Ige is estimating the state’s shortfall will increase by another $250 million — that’s on top of the $250 million gap revealed recently when the Council on Revenues downgraded its revenue forecast for the current year, prompting Ige’s reference to deficit doubling.
Ige said the council’s lowered projection — to just 0.5 percent growth from 3 percent growth — is still too optimistic.
“That in and of itself resulted in another $250 million more for the deficit,” he said, referring to the council’s report. “We’re expecting another $250 million or more deficit that will become obvious in light of the earthquake. That would mean another $500 million or so that we’ll have to prepare for because I’m certain in just my looking at the current revenues that have come in for the last four months and trying to make even a simple straight-line projection, it’s obvious that the council’s projection is too optimistic.”
The council’s revision came just hours before the Japan earthquake struck, causing a tsunami that damaged parts of Hawaii. The downgraded forecast also meant the state’s deficit swelled to about $969 million for this year and 2012 and 2013. If Ige’s estimate holds true, the state’s shortfall would be more than $1.2 billion.

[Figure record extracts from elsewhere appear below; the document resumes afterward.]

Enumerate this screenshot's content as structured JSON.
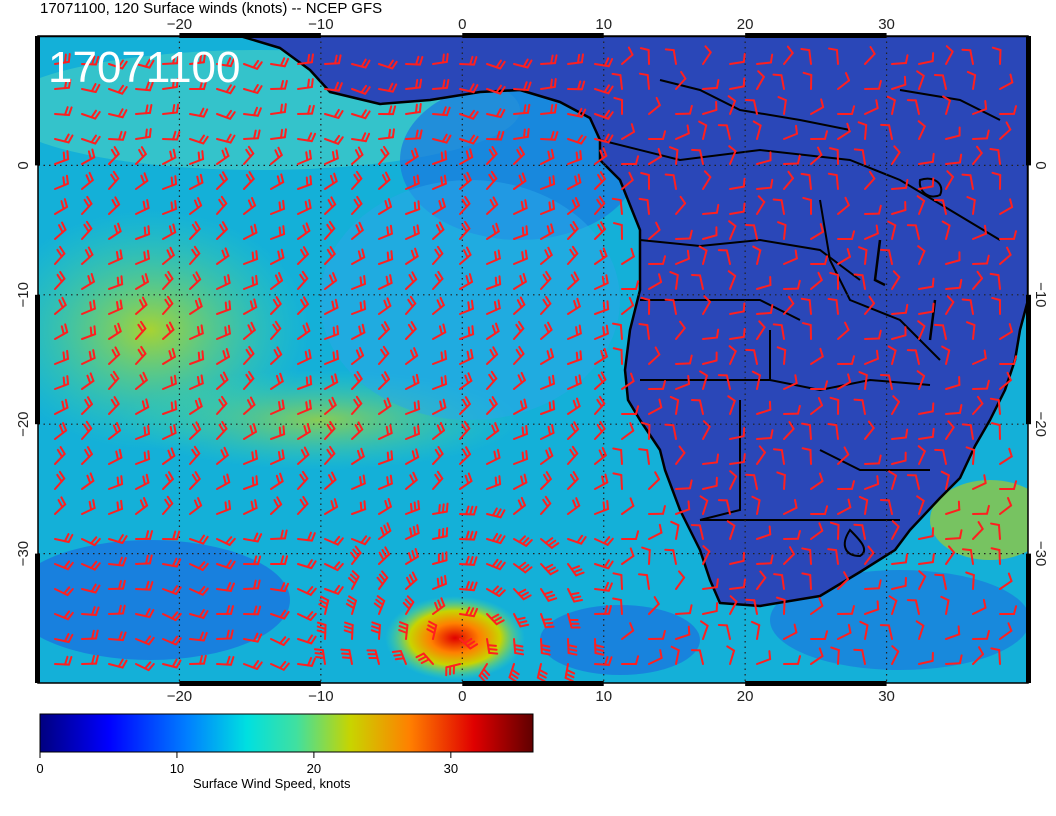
{
  "header": {
    "title": "17071100, 120 Surface winds (knots) -- NCEP GFS",
    "stamp": "17071100"
  },
  "map": {
    "projection": "cylindrical",
    "lon_range": [
      -30,
      40
    ],
    "lat_range": [
      -40,
      10
    ],
    "lon_ticks": [
      {
        "value": -20,
        "label": "−20"
      },
      {
        "value": -10,
        "label": "−10"
      },
      {
        "value": 0,
        "label": "0"
      },
      {
        "value": 10,
        "label": "10"
      },
      {
        "value": 20,
        "label": "20"
      },
      {
        "value": 30,
        "label": "30"
      }
    ],
    "lat_ticks": [
      {
        "value": 0,
        "label": "0"
      },
      {
        "value": -10,
        "label": "−10"
      },
      {
        "value": -20,
        "label": "−20"
      },
      {
        "value": -30,
        "label": "−30"
      }
    ],
    "gridlines": "dotted",
    "land_color": "#2a47b8",
    "coastline_color": "#000000",
    "barb_color": "#ff1f1f",
    "cyclone_center": {
      "lon": -0.5,
      "lat": -37
    }
  },
  "colorbar": {
    "label": "Surface Wind Speed, knots",
    "ticks": [
      {
        "value": 0,
        "label": "0"
      },
      {
        "value": 10,
        "label": "10"
      },
      {
        "value": 20,
        "label": "20"
      },
      {
        "value": 30,
        "label": "30"
      }
    ],
    "max": 36,
    "colors": [
      "#00007f",
      "#0000ff",
      "#0080ff",
      "#00e0e0",
      "#40e0a0",
      "#c8d400",
      "#ff8000",
      "#e00000",
      "#600000"
    ]
  }
}
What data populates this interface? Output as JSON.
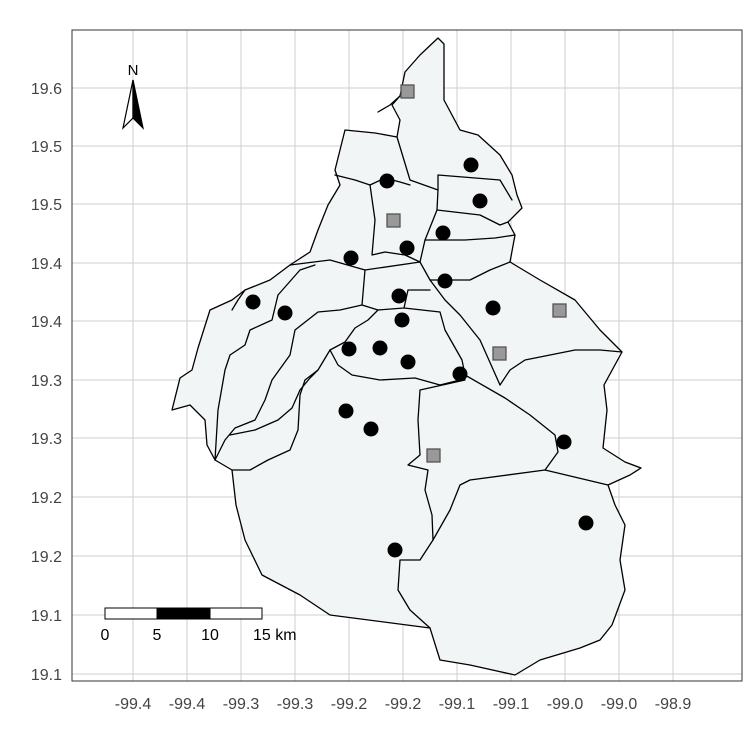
{
  "axes": {
    "y_tick_labels": [
      "19.6",
      "19.5",
      "19.5",
      "19.4",
      "19.4",
      "19.3",
      "19.3",
      "19.2",
      "19.2",
      "19.1",
      "19.1"
    ],
    "x_tick_labels": [
      "-99.4",
      "-99.4",
      "-99.3",
      "-99.3",
      "-99.2",
      "-99.2",
      "-99.1",
      "-99.1",
      "-99.0",
      "-99.0",
      "-98.9"
    ]
  },
  "north_arrow": {
    "label": "N",
    "icon": "north-arrow-icon"
  },
  "scale_bar": {
    "labels": [
      "0",
      "5",
      "10",
      "15 km"
    ],
    "segments": [
      "white",
      "black",
      "white"
    ]
  },
  "markers": {
    "circle": {
      "shape": "circle",
      "color": "#000000"
    },
    "square": {
      "shape": "square",
      "fill": "#999999",
      "stroke": "#555555"
    }
  },
  "colors": {
    "region_fill": "#f2f5f6",
    "border": "#000000",
    "grid": "#cfcfcf",
    "background": "#ffffff"
  }
}
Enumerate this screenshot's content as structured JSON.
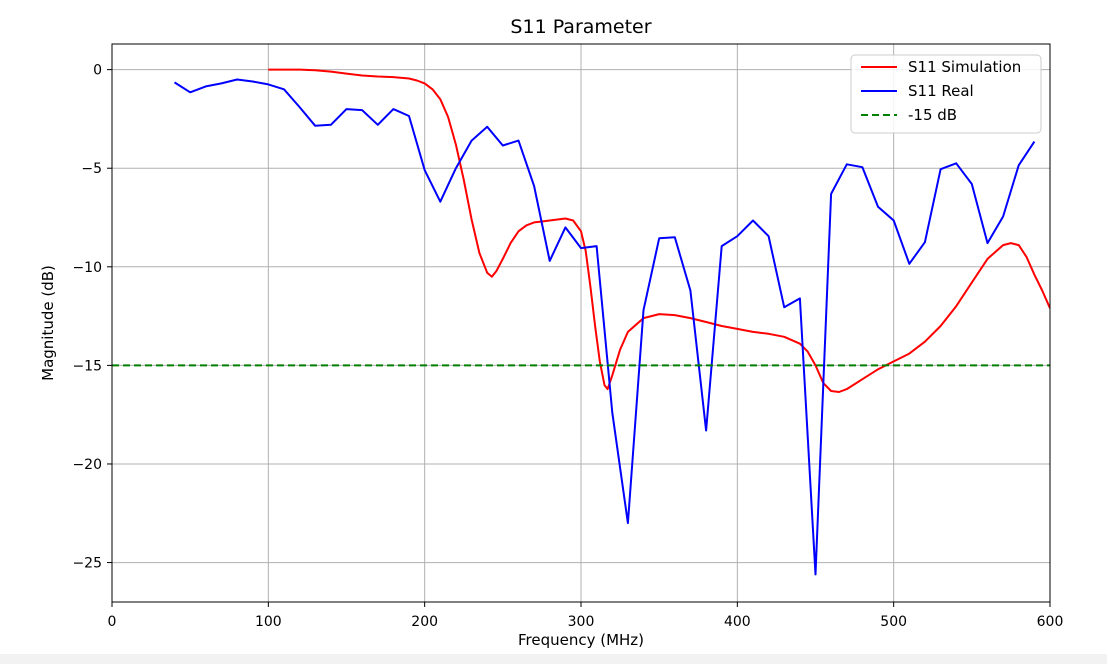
{
  "chart_data": {
    "type": "line",
    "title": "S11 Parameter",
    "xlabel": "Frequency (MHz)",
    "ylabel": "Magnitude (dB)",
    "xlim": [
      0,
      600
    ],
    "ylim": [
      -27,
      1.3
    ],
    "xticks": [
      0,
      100,
      200,
      300,
      400,
      500,
      600
    ],
    "yticks": [
      0,
      -5,
      -10,
      -15,
      -20,
      -25
    ],
    "ytick_labels": [
      "0",
      "−5",
      "−10",
      "−15",
      "−20",
      "−25"
    ],
    "grid": true,
    "legend_position": "top-right",
    "series": [
      {
        "name": "S11 Simulation",
        "color": "#ff0000",
        "style": "solid",
        "x": [
          100,
          110,
          120,
          130,
          140,
          150,
          160,
          170,
          180,
          190,
          195,
          200,
          205,
          210,
          215,
          220,
          225,
          230,
          235,
          240,
          243,
          246,
          250,
          255,
          260,
          265,
          270,
          275,
          280,
          285,
          290,
          295,
          300,
          303,
          306,
          309,
          312,
          315,
          317,
          320,
          325,
          330,
          340,
          350,
          360,
          370,
          380,
          390,
          400,
          410,
          420,
          430,
          440,
          445,
          450,
          455,
          460,
          465,
          470,
          480,
          490,
          500,
          510,
          520,
          530,
          540,
          550,
          560,
          570,
          575,
          580,
          585,
          590,
          595,
          600
        ],
        "y": [
          0,
          0,
          0,
          -0.03,
          -0.1,
          -0.2,
          -0.3,
          -0.35,
          -0.38,
          -0.45,
          -0.55,
          -0.7,
          -1.0,
          -1.5,
          -2.4,
          -3.8,
          -5.6,
          -7.6,
          -9.3,
          -10.3,
          -10.5,
          -10.2,
          -9.6,
          -8.8,
          -8.2,
          -7.9,
          -7.75,
          -7.7,
          -7.65,
          -7.6,
          -7.55,
          -7.65,
          -8.2,
          -9.2,
          -11.0,
          -13.0,
          -14.8,
          -16.0,
          -16.2,
          -15.5,
          -14.2,
          -13.3,
          -12.6,
          -12.4,
          -12.45,
          -12.6,
          -12.8,
          -13.0,
          -13.15,
          -13.3,
          -13.4,
          -13.55,
          -13.9,
          -14.3,
          -15.0,
          -15.9,
          -16.3,
          -16.35,
          -16.2,
          -15.7,
          -15.2,
          -14.8,
          -14.4,
          -13.8,
          -13.0,
          -12.0,
          -10.8,
          -9.6,
          -8.9,
          -8.8,
          -8.9,
          -9.5,
          -10.4,
          -11.2,
          -12.1
        ]
      },
      {
        "name": "S11 Real",
        "color": "#0000ff",
        "style": "solid",
        "x": [
          40,
          50,
          60,
          70,
          80,
          90,
          100,
          110,
          120,
          130,
          140,
          150,
          160,
          170,
          180,
          190,
          200,
          210,
          220,
          230,
          240,
          250,
          260,
          270,
          280,
          290,
          300,
          310,
          320,
          330,
          340,
          350,
          360,
          370,
          380,
          390,
          400,
          410,
          420,
          430,
          440,
          450,
          460,
          470,
          480,
          490,
          500,
          510,
          520,
          530,
          540,
          550,
          560,
          570,
          580,
          590
        ],
        "y": [
          -0.65,
          -1.15,
          -0.85,
          -0.7,
          -0.5,
          -0.6,
          -0.75,
          -1.0,
          -1.9,
          -2.85,
          -2.8,
          -2.0,
          -2.05,
          -2.8,
          -2.0,
          -2.35,
          -5.1,
          -6.7,
          -5.0,
          -3.6,
          -2.9,
          -3.85,
          -3.6,
          -5.9,
          -9.7,
          -8.0,
          -9.05,
          -8.95,
          -17.4,
          -23.0,
          -12.2,
          -8.55,
          -8.5,
          -11.2,
          -18.3,
          -8.95,
          -8.45,
          -7.65,
          -8.45,
          -12.05,
          -11.6,
          -25.6,
          -6.3,
          -4.8,
          -4.95,
          -6.95,
          -7.65,
          -9.85,
          -8.75,
          -5.05,
          -4.75,
          -5.8,
          -8.8,
          -7.45,
          -4.85,
          -3.65
        ]
      },
      {
        "name": "-15 dB",
        "color": "#008000",
        "style": "dashed",
        "x": [
          0,
          600
        ],
        "y": [
          -15,
          -15
        ]
      }
    ]
  }
}
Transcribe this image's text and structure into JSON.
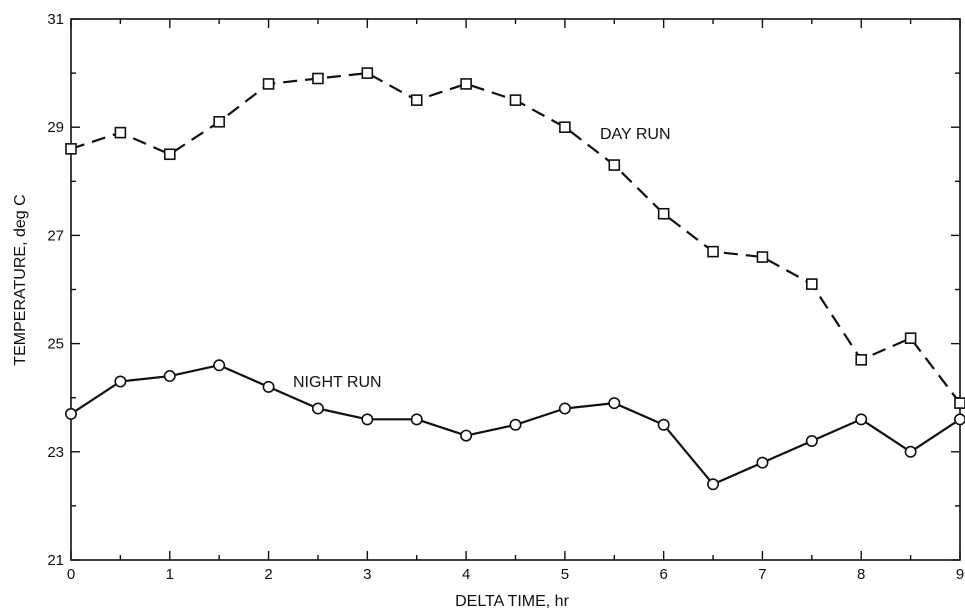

The House approved its version of a budget plan that called for $10.9 billion in spending in both 2012 and 2013, sending it over to Ige’s Senate Ways and Means Committee. While that draft did slash close to $400 million in spending that Gov. Neil Abercrombie had proposed, the House did not factor in the lowered revenue projection by the Council on Revenues.
Enter the tsunami. The wave caused tens of millions of dollars in damage to public and private property in Hawaii. Tourism from Japan — which makes up nearly 20 percent of the market — is expected to nosedive.
As a result, the Senate is taking a closer look at all spending proposals from the Abercrombie administration, Ige said, and looking for more areas to curb state spending.
“We’re revisiting all the governor’s adds and asking if it’s really necessary and looking at more cuts because that just has to happen,” Ige said.
On the revenue-generating side, Ige said the Senate will consider about two dozen House bills designed to raise about $300 million a year. These include familiar proposals including taxing pension income, eliminating state income tax deductions and raiding the Hawaii Hurricane Relief Fund. He hinted that some of the tax hikes may be broadened to raise more money.
“We do have the revenue enhancements that the House sent over,” Ige said. “We had examined a couple of them — eliminating the tax deduction for state income taxes, the issue of taxing pensions. Clearly we’ll be looking at those things. There will probably be very different decisions we’ll have to make now that the deficit is significantly bigger.”